Au bout de quelques jours, il le visita de nouveau, et lui demanda pareillement comment il se trouvait?—Je n'ai plus vu les démons, répondit Pharès; mais j'ai entendu leurs cris et leurs menaces dans l'éloignement.—Voilà qui va bien, répliqua Basile; encore un peu de patience… En même temps, il lui donna à manger, le signa, l'enferma pour la troisième fois, et fit pour lui de nouvelles prières.

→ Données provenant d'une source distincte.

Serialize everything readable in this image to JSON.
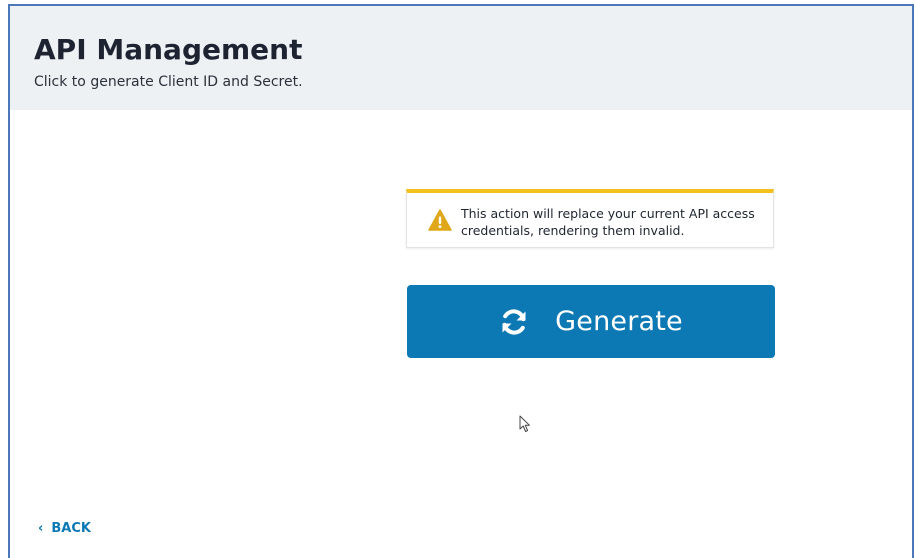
{
  "header": {
    "title": "API Management",
    "subtitle": "Click to generate Client ID and Secret."
  },
  "warning": {
    "icon": "warning-icon",
    "text": "This action will replace your current API access credentials, rendering them invalid.",
    "accent_color": "#f2c01f"
  },
  "generate": {
    "icon": "refresh-icon",
    "label": "Generate",
    "color": "#0c78b4"
  },
  "footer": {
    "back_chevron": "‹",
    "back_label": "BACK"
  }
}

A la troisième visite, Pharès déclara que ses veilles avaient été paisibles; et que, pendant son sommeil, il avait vu l'évêque Basile combattant et terrassant le Diable. Basile satisfait rassembla le clergé, les moines et le peuple; on fit des prières publiques pour le jeune époux, et on le conduisit à l'église.
Le roi de l'enfer y arriva presque aussitôt, avec plusieurs troupes de démons; et le Diable s'écria:—Vous me faites une injustice, Basile, cet homme est mon serviteur. Je ne l'ai point séduit; il est venu me trouver, et voilà le pacte qu'il a signé de sa main… Les fidèles chantèrent alors le Kyrie Eleyson; et Basile dit au Diable qu'il fallait rendre le pacte. En même temps, il priait, et tendait la main pour recevoir le papier en question. Le Diable, forcé de céder, s'envola en gémissant, et lâcha le pacte, qui tomba dans la main de Basile. Le saint évêque le déchira aussitôt, et rendit à la fille d'Éradius son époux bien-aimé, maintenant libre de la puissance du Diable, et bon chrétien… Cependant il dut conserver quelque reconnaissance à celui qui avait fait son bonheur.